Dive Brief:
- New energy storage installations rose across the U.S., with 1,170 MW/2,608 MWh installed in the second quarter of 2022 in spite of supply chain delays, according to an analysis by Wood Mackenzie and the American Clean Power Association released last week. That is the highest amount of new storage added in any second quarter to date.
- The residential storage sector saw the most growth, at a record 154 MW/375 MWh of battery capacity added. That is 31 MW more than was added in the second quarter of 2021, with credit given to the Inflation Reduction Act’s Investment Tax Credit.
- Despite the overall increase in storage deployments in Q2, commercial, industrial and community projects continue to fall short of projections. The shortage is due to supply chain constraints — from legal to labor — including the dispute at the federal level over imported solar panels from Asia and a limited energy storage workforce as demand is rising.
Dive Insight:
The U.S. saw an impressive increase in new energy storage capacity, thanks largely to Texas, which provided 60% of the 2.6 GWh-plus of new storage in the second quarter. But overall growth continues to be dragged down by supply constraints and other challenges, according to the latest U.S. Energy Storage Monitor report by Wood Mackenzie, and the American Clean Power Association, or ACP.
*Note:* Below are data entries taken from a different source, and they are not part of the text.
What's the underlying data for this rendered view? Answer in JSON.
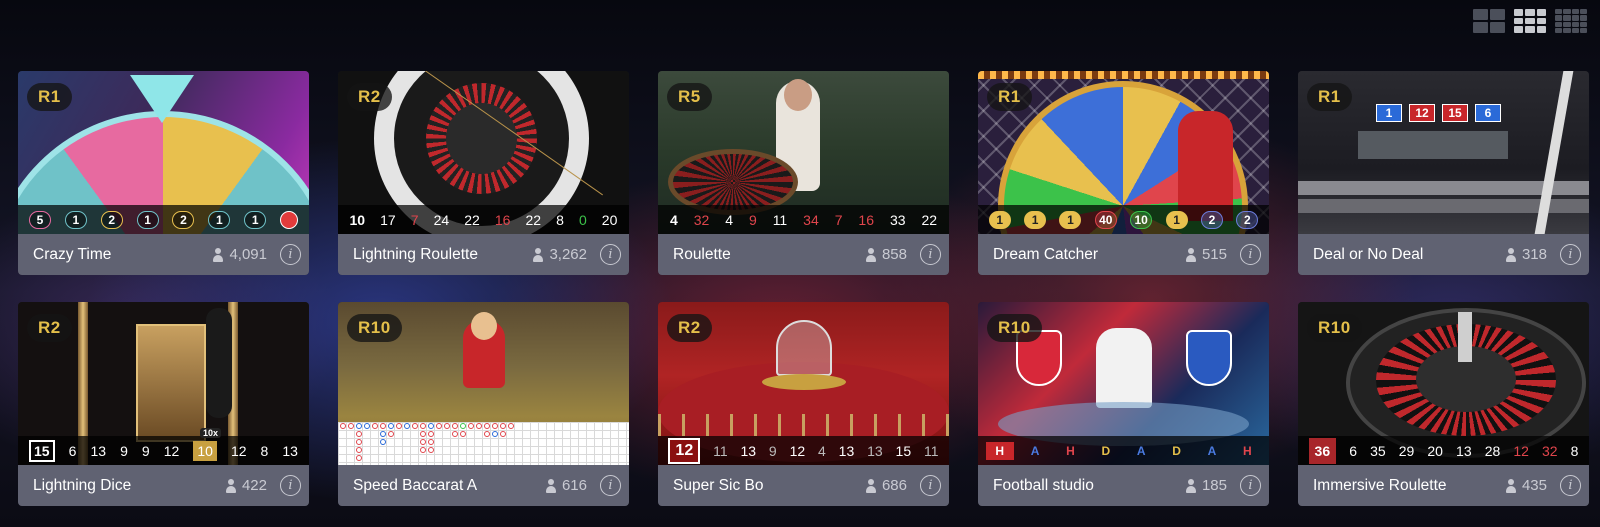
{
  "view_toggles": [
    {
      "name": "view-large-icon",
      "active": false
    },
    {
      "name": "view-medium-icon",
      "active": true
    },
    {
      "name": "view-small-icon",
      "active": false
    }
  ],
  "games": [
    {
      "id": "crazy-time",
      "title": "Crazy Time",
      "round": "R1",
      "players": "4,091",
      "kind": "crazytime",
      "results": [
        {
          "v": "5",
          "c": "#e76aa0"
        },
        {
          "v": "1",
          "c": "#6fc2c8"
        },
        {
          "v": "2",
          "c": "#e8c04e"
        },
        {
          "v": "1",
          "c": "#6fc2c8"
        },
        {
          "v": "2",
          "c": "#e8c04e"
        },
        {
          "v": "1",
          "c": "#6fc2c8"
        },
        {
          "v": "1",
          "c": "#6fc2c8"
        },
        {
          "v": "",
          "c": "#e23b3b"
        }
      ]
    },
    {
      "id": "lightning-roulette",
      "title": "Lightning Roulette",
      "round": "R2",
      "players": "3,262",
      "kind": "roulette",
      "results": [
        {
          "v": "10",
          "c": "white"
        },
        {
          "v": "17",
          "c": "white"
        },
        {
          "v": "7",
          "c": "red"
        },
        {
          "v": "24",
          "c": "white"
        },
        {
          "v": "22",
          "c": "white"
        },
        {
          "v": "16",
          "c": "red"
        },
        {
          "v": "22",
          "c": "white"
        },
        {
          "v": "8",
          "c": "white"
        },
        {
          "v": "0",
          "c": "green"
        },
        {
          "v": "20",
          "c": "white"
        }
      ]
    },
    {
      "id": "roulette",
      "title": "Roulette",
      "round": "R5",
      "players": "858",
      "kind": "dealer",
      "results": [
        {
          "v": "4",
          "c": "white"
        },
        {
          "v": "32",
          "c": "red"
        },
        {
          "v": "4",
          "c": "white"
        },
        {
          "v": "9",
          "c": "red"
        },
        {
          "v": "11",
          "c": "white"
        },
        {
          "v": "34",
          "c": "red"
        },
        {
          "v": "7",
          "c": "red"
        },
        {
          "v": "16",
          "c": "red"
        },
        {
          "v": "33",
          "c": "white"
        },
        {
          "v": "22",
          "c": "white"
        }
      ]
    },
    {
      "id": "dream-catcher",
      "title": "Dream Catcher",
      "round": "R1",
      "players": "515",
      "kind": "wheel",
      "results": [
        {
          "v": "1",
          "c": "#e8c04e"
        },
        {
          "v": "1",
          "c": "#e8c04e"
        },
        {
          "v": "1",
          "c": "#e8c04e"
        },
        {
          "v": "40",
          "c": "#e0454c"
        },
        {
          "v": "10",
          "c": "#3cc24a"
        },
        {
          "v": "1",
          "c": "#e8c04e"
        },
        {
          "v": "2",
          "c": "#6c7cdc"
        },
        {
          "v": "2",
          "c": "#6c7cdc"
        }
      ]
    },
    {
      "id": "deal-or-no-deal",
      "title": "Deal or No Deal",
      "round": "R1",
      "players": "318",
      "kind": "deal",
      "boxes": [
        "1",
        "12",
        "15",
        "6"
      ]
    },
    {
      "id": "lightning-dice",
      "title": "Lightning Dice",
      "round": "R2",
      "players": "422",
      "kind": "dice",
      "results": [
        {
          "v": "15",
          "c": "white"
        },
        {
          "v": "6",
          "c": "white"
        },
        {
          "v": "13",
          "c": "white"
        },
        {
          "v": "9",
          "c": "white"
        },
        {
          "v": "9",
          "c": "white"
        },
        {
          "v": "12",
          "c": "white"
        },
        {
          "v": "10",
          "c": "gold",
          "tag": "10x"
        },
        {
          "v": "12",
          "c": "white"
        },
        {
          "v": "8",
          "c": "white"
        },
        {
          "v": "13",
          "c": "white"
        }
      ]
    },
    {
      "id": "speed-baccarat-a",
      "title": "Speed Baccarat A",
      "round": "R10",
      "players": "616",
      "kind": "baccarat"
    },
    {
      "id": "super-sic-bo",
      "title": "Super Sic Bo",
      "round": "R2",
      "players": "686",
      "kind": "sicbo",
      "results": [
        {
          "v": "12",
          "c": "red"
        },
        {
          "v": "11",
          "c": "white"
        },
        {
          "v": "13",
          "c": "white"
        },
        {
          "v": "9",
          "c": "white"
        },
        {
          "v": "12",
          "c": "white"
        },
        {
          "v": "4",
          "c": "white"
        },
        {
          "v": "13",
          "c": "white"
        },
        {
          "v": "13",
          "c": "white"
        },
        {
          "v": "15",
          "c": "white"
        },
        {
          "v": "11",
          "c": "white"
        }
      ]
    },
    {
      "id": "football-studio",
      "title": "Football studio",
      "round": "R10",
      "players": "185",
      "kind": "football",
      "results": [
        {
          "v": "H",
          "c": "red"
        },
        {
          "v": "A",
          "c": "blue"
        },
        {
          "v": "H",
          "c": "red"
        },
        {
          "v": "D",
          "c": "gold"
        },
        {
          "v": "A",
          "c": "blue"
        },
        {
          "v": "D",
          "c": "gold"
        },
        {
          "v": "A",
          "c": "blue"
        },
        {
          "v": "H",
          "c": "red"
        }
      ]
    },
    {
      "id": "immersive-roulette",
      "title": "Immersive Roulette",
      "round": "R10",
      "players": "435",
      "kind": "immersive",
      "results": [
        {
          "v": "36",
          "c": "red"
        },
        {
          "v": "6",
          "c": "white"
        },
        {
          "v": "35",
          "c": "white"
        },
        {
          "v": "29",
          "c": "white"
        },
        {
          "v": "20",
          "c": "white"
        },
        {
          "v": "13",
          "c": "white"
        },
        {
          "v": "28",
          "c": "white"
        },
        {
          "v": "12",
          "c": "red"
        },
        {
          "v": "32",
          "c": "red"
        },
        {
          "v": "8",
          "c": "white"
        }
      ]
    }
  ]
}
“More than 1.1 gigawatts of projects originally scheduled to come online in Q2 were delayed or canceled, although 61% of this capacity, 709 megawatts, is still scheduled to come online in Q3 and Q4 of 2022,” Vanessa Witte, senior research analyst with Wood Mackenzie’s energy storage team, said last week. “Supply chain issues, transportation delays and interconnection queue challenges were the main drivers behind delays in the commercial operations date for many projects,” Witte added.
But Texas saw a surge in new energy storage.
“Texas overtaking California this quarter [on storage additions] should serve as a reminder that generators, customers, and grid operators in all geographies are increasingly relying on energy storage,” said Jason Burwen, ACP vice president of energy storage.
Residential storage growth outpaced other sectors — commercial, industrial and community — although it too was slowed by supply shortages and rising prices, according to the storage report. However, solar installers are adding storage to their systems because of the federal Investment Tax Credit extension under the Inflation Reduction Act. The law’s ITC for standalone storage “will also boost storage retrofits on homes with existing solar,” WoodMac and ACP added.
But the ongoing controversy before the Department of Commerce over potential solar tariffs on Chinese parts alleged to have been used in panels from Southeast Asia — tariffs that have been temporarily waived by President Joe Biden — has caused “continued procurement hesitation,” the storage report noted.
Despite ongoing supply hurdles, Wood Mackenzie and ACP project the extended solar and new stand-alone storage ITCs will support 59.2 GW of energy storage capacity additions through 2026. According to ACP’s Burwen, “the question for investors and grid operators now is not whether to deploy storage, but how much storage to deploy – and how fast.
Correction: A previous version of this story had an incorrect total for the MWh of storage added in the U.S. in Q2. It is 2,608 MWh.